Now the bell was ringing the third time, pealing out over the quiet village and the valleys grey in the silvery light of the dawn. Up the hilly road, as though ascending from the depths of the valley, came figures of old men with gnarled sticks hanging from their wrists by leather straps, and women whose heads wrapped in voluminous kerchiefs looked too large for their small bodies. When they had all entered the church and the old men had taken their places in front close by the altar rails, the place was filled with the odour of earth and field, and Antiochus, the youthful sacristan, swung his censer energetically, sending out the smoke in the direction of the old men to drive away the smell. Gradually a dense cloud of incense screened the altar from the rest of the little church, and the brown-faced sacristan in his white surplice and the pale-faced priest in his vestments of red brocade moved about as in a pearly mist. Both Paul and the boy loved the smoke and the scent of the incense and used it lavishly. Turning towards the nave, the priest half closed his eyes and frowned as though the mist impeded his sight; apparently he was displeased at the small number of worshippers and was waiting for others to arrive. And in fact a few late comers did enter then, and last of all his mother, and Paul turned white to the lips.
So the letter had been delivered and the sacrifice was accomplished: a deathlike sweat broke out upon his forehead, and as he raised his hands in consecration his secret prayer was that the offering of his own flesh and blood might be accepted. And he seemed to see the woman reading his letter and falling to the ground in a swoon.
When the Mass was ended he knelt down wearily and recited a Latin prayer in a monotonous voice. The congregation responded, and he felt as though he were dreaming and longed to throw himself down at the foot of the altar and fall asleep like a shepherd on the bare rocks. Dimly through the clouds of incense he saw in her glass-fronted niche the little Madonna which the people believed to be miraculous, a figure as dark and delicate as a cameo in a medallion, and he gazed at it as though he were seeing it again for the first time after a long absence. Where had he been all that time? His thoughts were confused and he could not recollect.

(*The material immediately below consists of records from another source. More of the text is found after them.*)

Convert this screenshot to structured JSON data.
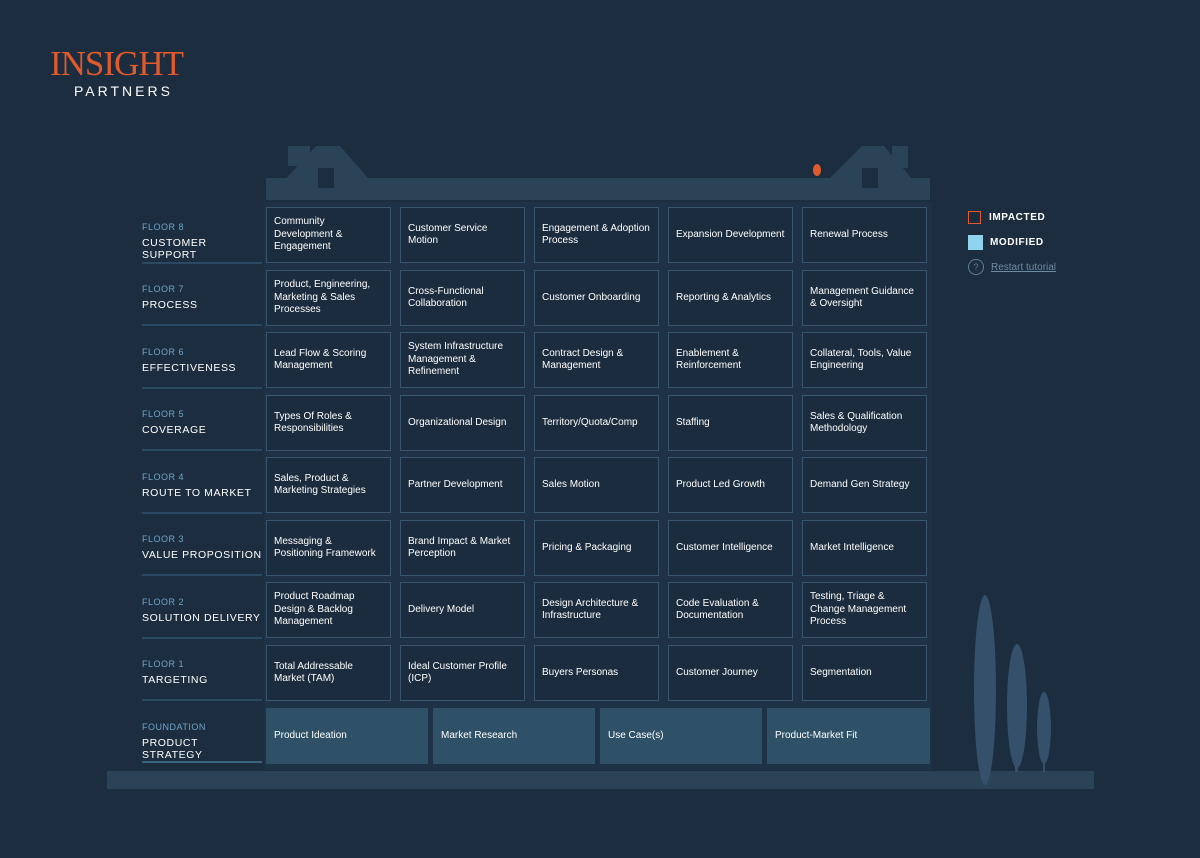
{
  "brand": {
    "name": "INSIGHT",
    "sub": "PARTNERS"
  },
  "legend": {
    "impacted_label": "IMPACTED",
    "modified_label": "MODIFIED",
    "tutorial_label": "Restart tutorial",
    "impacted_color": "#e25a2b",
    "modified_color": "#8fd3ef"
  },
  "floors": [
    {
      "num": "FLOOR 8",
      "name": "CUSTOMER SUPPORT",
      "items": [
        "Community Development & Engagement",
        "Customer Service Motion",
        "Engagement & Adoption Process",
        "Expansion Development",
        "Renewal Process"
      ]
    },
    {
      "num": "FLOOR 7",
      "name": "PROCESS",
      "items": [
        "Product, Engineering, Marketing & Sales Processes",
        "Cross-Functional Collaboration",
        "Customer Onboarding",
        "Reporting & Analytics",
        "Management Guidance & Oversight"
      ]
    },
    {
      "num": "FLOOR 6",
      "name": "EFFECTIVENESS",
      "items": [
        "Lead Flow & Scoring Management",
        "System Infrastructure Management & Refinement",
        "Contract Design & Management",
        "Enablement & Reinforcement",
        "Collateral, Tools, Value Engineering"
      ]
    },
    {
      "num": "FLOOR 5",
      "name": "COVERAGE",
      "items": [
        "Types Of Roles & Responsibilities",
        "Organizational Design",
        "Territory/Quota/Comp",
        "Staffing",
        "Sales & Qualification Methodology"
      ]
    },
    {
      "num": "FLOOR 4",
      "name": "ROUTE TO MARKET",
      "items": [
        "Sales, Product & Marketing Strategies",
        "Partner Development",
        "Sales Motion",
        "Product Led Growth",
        "Demand Gen Strategy"
      ]
    },
    {
      "num": "FLOOR 3",
      "name": "VALUE PROPOSITION",
      "items": [
        "Messaging & Positioning Framework",
        "Brand Impact & Market Perception",
        "Pricing & Packaging",
        "Customer Intelligence",
        "Market Intelligence"
      ]
    },
    {
      "num": "FLOOR 2",
      "name": "SOLUTION DELIVERY",
      "items": [
        "Product Roadmap Design & Backlog Management",
        "Delivery Model",
        "Design Architecture & Infrastructure",
        "Code Evaluation & Documentation",
        "Testing, Triage & Change Management Process"
      ]
    },
    {
      "num": "FLOOR 1",
      "name": "TARGETING",
      "items": [
        "Total Addressable Market (TAM)",
        "Ideal Customer Profile (ICP)",
        "Buyers Personas",
        "Customer Journey",
        "Segmentation"
      ]
    }
  ],
  "foundation": {
    "num": "FOUNDATION",
    "name": "PRODUCT STRATEGY",
    "items": [
      "Product Ideation",
      "Market Research",
      "Use Case(s)",
      "Product-Market Fit"
    ]
  }
}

Then suddenly he rose to his feet and turned round and began to address the congregation, a thing he only did very occasionally. He spoke in dialect and in a harsh voice, as though he were scolding the old men, now thrusting their bearded faces between the pillars of the altar rails in order to hear better, and the women crouching on the ground, divided between curiosity and fear. The sacristan, holding the Mass-book in his arms, glanced at Paul out of his long dark eyes, then turned them on the people and shook his head, threatening them in jest if they did not attend.
"Yes," said the priest, "the number of you who come here grows ever less; when I have to face you I am almost ashamed, for I feel like a shepherd who has lost his sheep. Only on Sunday is the church a little fuller, but I fear you come because of your scruples and not because of your belief, from habit rather than from need, as you change your clothes or take your rest. Up now, it is time to awake! I do not expect mothers of families, or men who have to be at work before the dawn, to come here every morning, but young women and old men and children, such as I shall see now when I leave the church, standing at their own doors to greet the rising sun, all those should come here to begin the day with God, to praise Him in His own house and to gain strength for the path they have to tread. If you did this the poverty that afflicts you would disappear, and evil habits and temptation would no longer assail you. It is time to awake early in the morning, to wash yourselves and to change your clothing every day and not only on Sundays! So I shall expect you all, beginning from to-morrow, and we will pray together that God will not forsake us and our little village, as He will not forsake the smallest nest, and for those who are sick and cannot come here we will pray that they may recover and be able to march forward too."
He turned round swiftly and the sacristan did the same, and for a few minutes there reigned in the little church a silence so intense that the stone-breaker could be heard at his work behind the ridge. Then a woman got up and approached the priest's mother, placing a hand on her shoulder as she bent down and whispered:
"Your son must come at once to hear the confession of King Nicodemus, who is seriously ill."
Roused from her own sad thoughts, the mother raised her eyes to the speaker. She remembered that King Nicodemus was a fantastic old hunter who lived in a hut high up in the mountains, and she asked if Paul would have to climb up there to hear the confession.
"No," whispered the woman, "his relations have brought him down to the village."